Historians use newspapers extensively in their research. Newspapers are an excellent resource and a mine of information and data on many events. They inform us of the latest agricultural techniques, the price of commodities, deaths, births, marriages, and dramatic as well as everyday events that occur in our community, in the region, and even in the world. Newspaper articles also reflect the attitudes of the reporters and their opinions of their contemporaries.

Until the late nineteenth century, newspapers were organs of political propaganda. But as literacy spread at the turn of the twentieth century, mass-circulation daily newspapers provided information and entertainment for an ever-growing public. Of course, editors continued to show their preferences and their political leanings, particularly on the editorial pages. But in general, journalists tried more and more to report information objectively. New sections (on woman’s issues, sports, entertainment, etc.) appeared - along with an increasing amount of advertising – alongside the “hard news” and the editorial commentaries.

In general, Quebec newspapers from the beginning of the twentieth century have been well preserved. Large public and university libraries usually keep microfilm copies of local and major daily papers. The Canadian Microfilming Company Ltd. ( preserves and reproduces articles from newspapers, especially from Quebec.

Newspapers from the 1920's are an invaluable aid to our understanding of the Gagnon affair. Through the comments of journalists, we can learn about the atmosphere in the courtroom and the reactions of witnesses and spectators. The newspapers bring to life the information that can be found in the National Archives of Quebec (ANC) and allow us to see how the trial affected the general public.

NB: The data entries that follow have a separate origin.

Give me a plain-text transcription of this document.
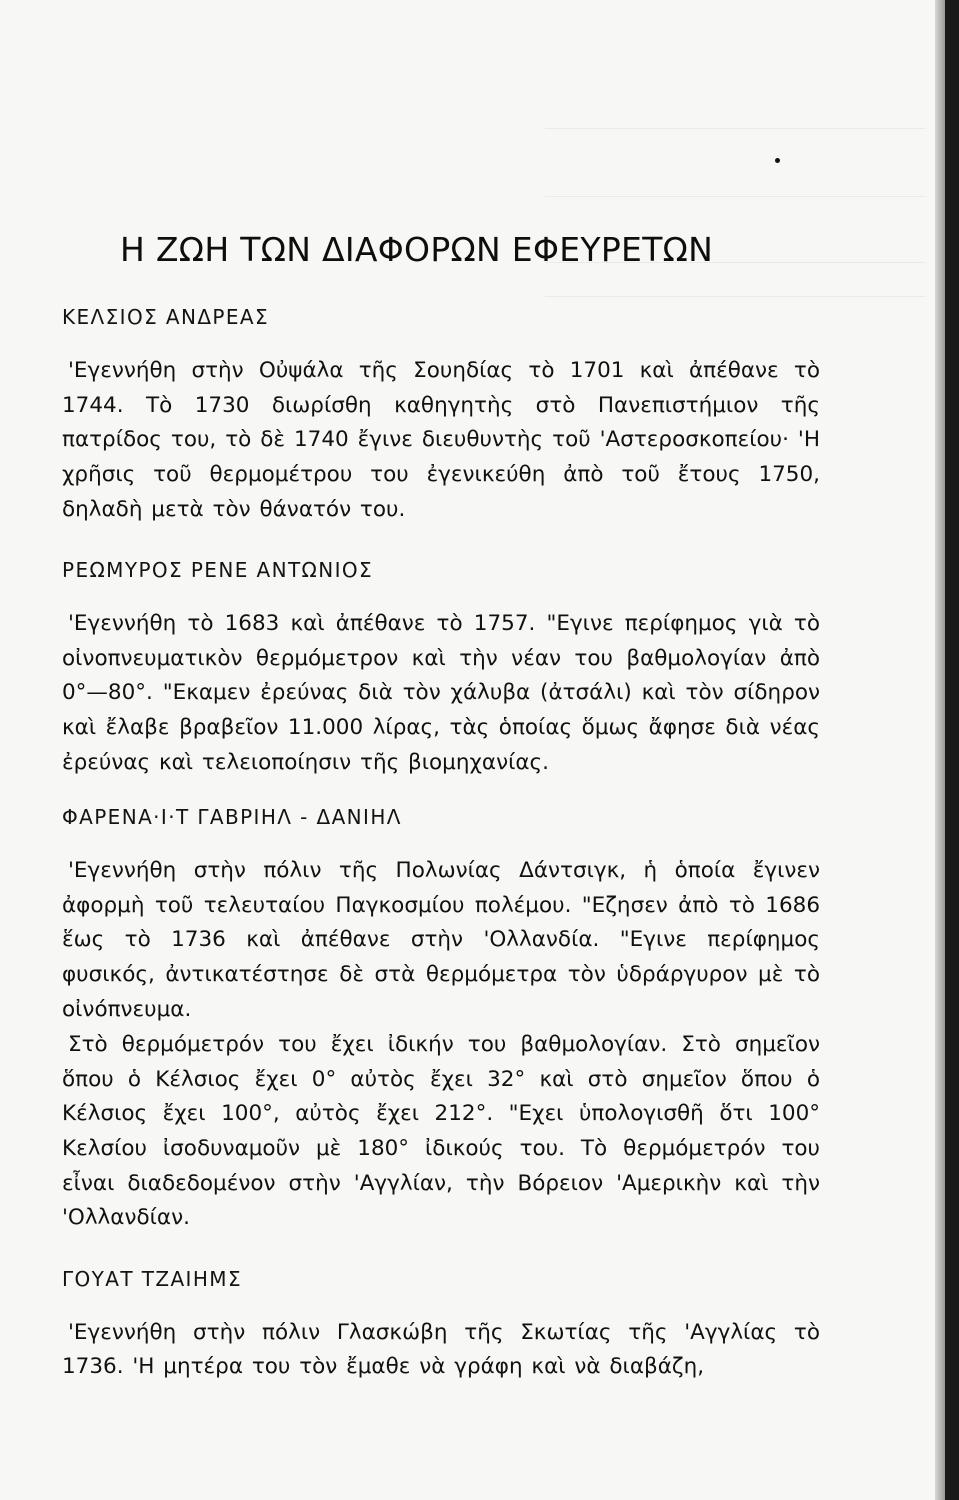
Η ΖΩΗ ΤΩΝ ΔΙΑΦΟΡΩΝ ΕΦΕΥΡΕΤΩΝ
ΚΕΛΣΙΟΣ ΑΝΔΡΕΑΣ

'Εγεννήθη στὴν Οὐψάλα τῆς Σουηδίας τὸ 1701 καὶ ἀπέθανε τὸ 1744. Τὸ 1730 διωρίσθη καθηγητὴς στὸ Πανεπιστήμιον τῆς πατρίδος του, τὸ δὲ 1740 ἔγινε διευθυντὴς τοῦ 'Αστεροσκοπείου· 'Η χρῆσις τοῦ θερμομέτρου του ἐγενικεύθη ἀπὸ τοῦ ἔτους 1750, δηλαδὴ μετὰ τὸν θάνατόν του.

ΡΕΩΜΥΡΟΣ ΡΕΝΕ ΑΝΤΩΝΙΟΣ

'Εγεννήθη τὸ 1683 καὶ ἀπέθανε τὸ 1757. "Εγινε περίφημος γιὰ τὸ οἰνοπνευματικὸν θερμόμετρον καὶ τὴν νέαν του βαθμολογίαν ἀπὸ 0°—80°. "Εκαμεν ἐρεύνας διὰ τὸν χάλυβα (ἀτσάλι) καὶ τὸν σίδηρον καὶ ἔλαβε βραβεῖον 11.000 λίρας, τὰς ὁποίας ὅμως ἄφησε διὰ νέας ἐρεύνας καὶ τελειοποίησιν τῆς βιομηχανίας.

ΦΑΡΕΝΑ·Ι·Τ ΓΑΒΡΙΗΛ - ΔΑΝΙΗΛ

'Εγεννήθη στὴν πόλιν τῆς Πολωνίας Δάντσιγκ, ἡ ὁποία ἔγινεν ἀφορμὴ τοῦ τελευταίου Παγκοσμίου πολέμου. "Εζησεν ἀπὸ τὸ 1686 ἕως τὸ 1736 καὶ ἀπέθανε στὴν 'Ολλανδία. "Εγινε περίφημος φυσικός, ἀντικατέστησε δὲ στὰ θερμόμετρα τὸν ὑδράργυρον μὲ τὸ οἰνόπνευμα.

Στὸ θερμόμετρόν του ἔχει ἰδικήν του βαθμολογίαν. Στὸ σημεῖον ὅπου ὁ Κέλσιος ἔχει 0° αὐτὸς ἔχει 32° καὶ στὸ σημεῖον ὅπου ὁ Κέλσιος ἔχει 100°, αὐτὸς ἔχει 212°. "Εχει ὑπολογισθῆ ὅτι 100° Κελσίου ἰσοδυναμοῦν μὲ 180° ἰδικούς του. Τὸ θερμόμετρόν του εἶναι διαδεδομένον στὴν 'Αγγλίαν, τὴν Βόρειον 'Αμερικὴν καὶ τὴν 'Ολλανδίαν.

ΓΟΥΑΤ ΤΖΑΙΗΜΣ

'Εγεννήθη στὴν πόλιν Γλασκώβη τῆς Σκωτίας τῆς 'Αγγλίας τὸ 1736. 'Η μητέρα του τὸν ἔμαθε νὰ γράφη καὶ νὰ διαβάζη,
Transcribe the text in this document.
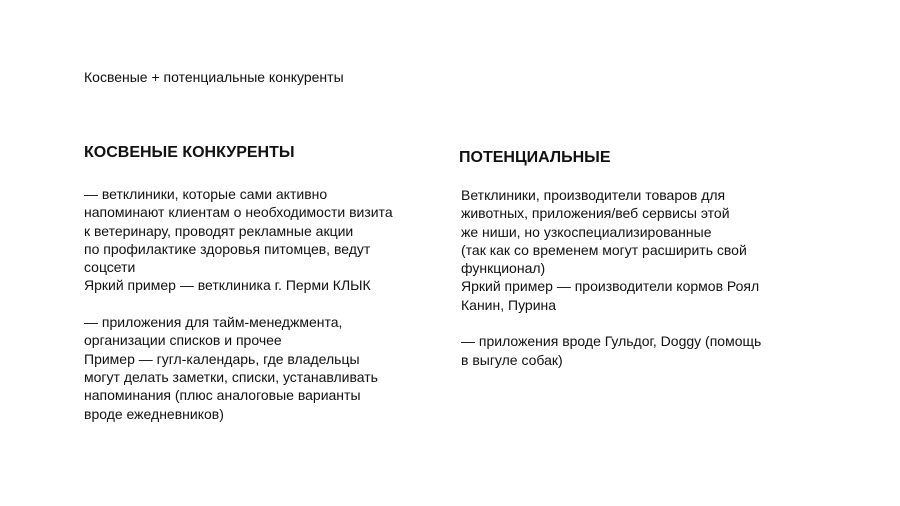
Косвеные + потенциальные конкуренты
КОСВЕНЫЕ КОНКУРЕНТЫ
— ветклиники, которые сами активно
напоминают клиентам о необходимости визита
к ветеринару, проводят рекламные акции
по профилактике здоровья питомцев, ведут
соцсети
Яркий пример — ветклиника г. Перми КЛЫК
— приложения для тайм-менеджмента,
организации списков и прочее
Пример — гугл-календарь, где владельцы
могут делать заметки, списки, устанавливать
напоминания (плюс аналоговые варианты
вроде ежедневников)
ПОТЕНЦИАЛЬНЫЕ
Ветклиники, производители товаров для
животных, приложения/веб сервисы этой
же ниши, но узкоспециализированные
(так как со временем могут расширить свой
функционал)
Яркий пример — производители кормов Роял
Канин, Пурина
— приложения вроде Гульдог, Doggy (помощь
в выгуле собак)
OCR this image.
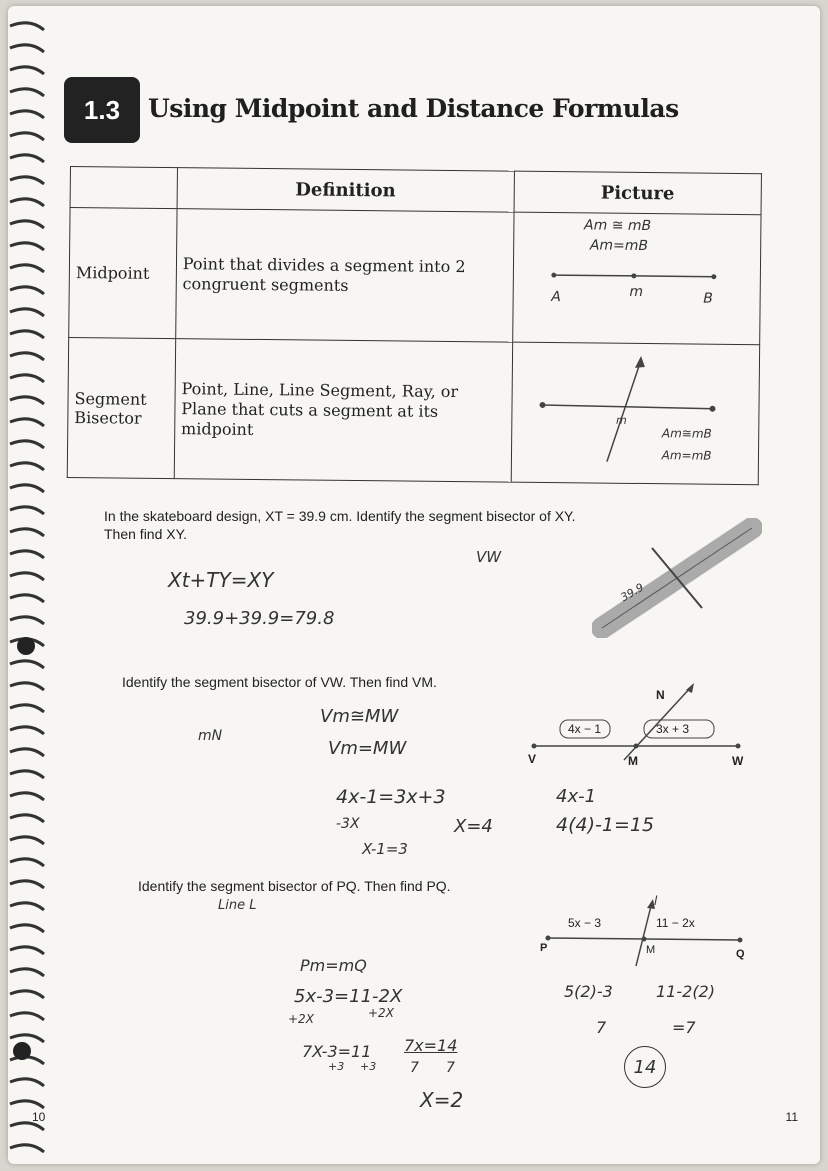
1.3 Using Midpoint and Distance Formulas
	Definition	Picture
Midpoint	Point that divides a segment into 2 congruent segments	Am ≅ mB
Am=mB
A m B

Segment Bisector	Point, Line, Line Segment, Ray, or Plane that cuts a segment at its midpoint	m
Am≅mB
Am=mB
In the skateboard design, XT = 39.9 cm. Identify the segment bisector of XY.
Then find XY.
VW
Xt+TY=XY
39.9+39.9=79.8
39.9
Identify the segment bisector of VW. Then find VM.
mN
Vm≅MW
Vm=MW
4x-1=3x+3
-3X
X-1=3
X=4
4x-1
4(4)-1=15
4x − 1	3x + 3
N
V	M	W
Identify the segment bisector of PQ. Then find PQ.
Line L
Pm=mQ
5x-3=11-2X
+2X	+2X
7X-3=11
+3 +3
7x=14
7 7
X=2
5(2)-3	11-2(2)
7	=7
14
5x − 3	11 − 2x
P	M	Q
l
10	11
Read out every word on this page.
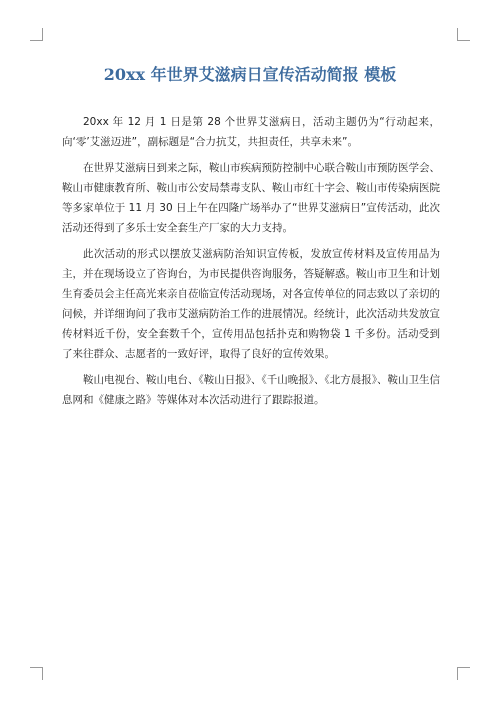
20xx 年世界艾滋病日宣传活动简报 模板

20xx 年 12 月 1 日是第 28 个世界艾滋病日，活动主题仍为“行动起来，向‘零’艾滋迈进”，副标题是“合力抗艾，共担责任，共享未来”。

在世界艾滋病日到来之际，鞍山市疾病预防控制中心联合鞍山市预防医学会、鞍山市健康教育所、鞍山市公安局禁毒支队、鞍山市红十字会、鞍山市传染病医院等多家单位于 11 月 30 日上午在四隆广场举办了“世界艾滋病日”宣传活动，此次活动还得到了多乐士安全套生产厂家的大力支持。

此次活动的形式以摆放艾滋病防治知识宣传板，发放宣传材料及宣传用品为主，并在现场设立了咨询台，为市民提供咨询服务，答疑解惑。鞍山市卫生和计划生育委员会主任高光来亲自莅临宣传活动现场，对各宣传单位的同志致以了亲切的问候，并详细询问了我市艾滋病防治工作的进展情况。经统计，此次活动共发放宣传材料近千份，安全套数千个，宣传用品包括扑克和购物袋 1 千多份。活动受到了来往群众、志愿者的一致好评，取得了良好的宣传效果。

鞍山电视台、鞍山电台、《鞍山日报》、《千山晚报》、《北方晨报》、鞍山卫生信息网和《健康之路》等媒体对本次活动进行了跟踪报道。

For this site, we have chosen four French-language daily newspapers, all of which are still in existence today. Two are published in Montreal (La Presse, Le Devoir), one is published in Quebec City (Le Soleil), and one in Sherbrooke (La Tribune). This site features the unabridged coverage of the Gagnon affair in La Presse and Le Devoir, which published 22 and 21 articles on this case respectively between April 5 and October 1, 1920.

By comparing the articles found in these two newspapers, you can reflect on the way that these dailies – one more popular, the other more conservative – followed the trials of Marie-Anne Houde and Télesphore Gagnon. We have also included a selection of articles from Le Soleil and La Tribune, which published 34 and 23 articles respectively on the Gagnon affair between February 13 and October 1, 1920.

Here is some basic information about each of the newspapers chosen for these “virtual archives.”

La Presse (since 1884): When it first appeared, this daily was a popular newspaper, and then it became an informative one. It was founded by William-Edmond Blumhart, following a split in the Conservative party. Thanks to Trefflé Berthiaume, the paper became a profitable national institution. The newspaper took advantage of new typographical procedures (linotype, illustrations) and new ways of writing (headlines, features) to attract readers from among the working class. La Presse went on to become associated with the Liberals.

Le Devoir (since 1910): Founded by Henri Bourassa. It was after the Publicité Ltée. agency was set up in 1908 that this newspaper, devoted to serving the community, was created. Henri Bourassa chose brilliant, experienced colleagues to help him produce his daily newspaper. This nationalist and independent newspaper rapidly became an instrument for the promotion of French-Canadian interests and values. It struggled against British imperialism and defended the conservative social doctrine of the Catholic Church and the farmers’ movement.

Le Soleil (since 1880): Founded by a company of which Wilfrid Laurier, future Prime Minister of Canada, was a member. Ownership changed hands a number of times, passing from one company to another. Moderately Liberal, this daily newspaper, whose name was initially L’Électeur, on occasion drew the wrath of the Catholic Church and consequently saw its readership decrease. For this reason, in 1896 the newspaper changed its name and adopted the name that it still has today, Le Soleil.

La Tribune (since 1910): Founded by Jacob Nicol and Michael A. Foley, associated with the Liberals. It advocated submission to the Church and swore to keep its distance from the ideology of Henri Bourassa and Le Devoir. Thanks to its skilled contributors, this daily became the newspaper not only of the city of Sherbrooke, but also of the entire Eastern Townships region.

This information is taken from Beaulieu, André et Jean Hamelin. La presse québécoise des origines à nos jours. Québec, Presses de l’Université Laval, 1987.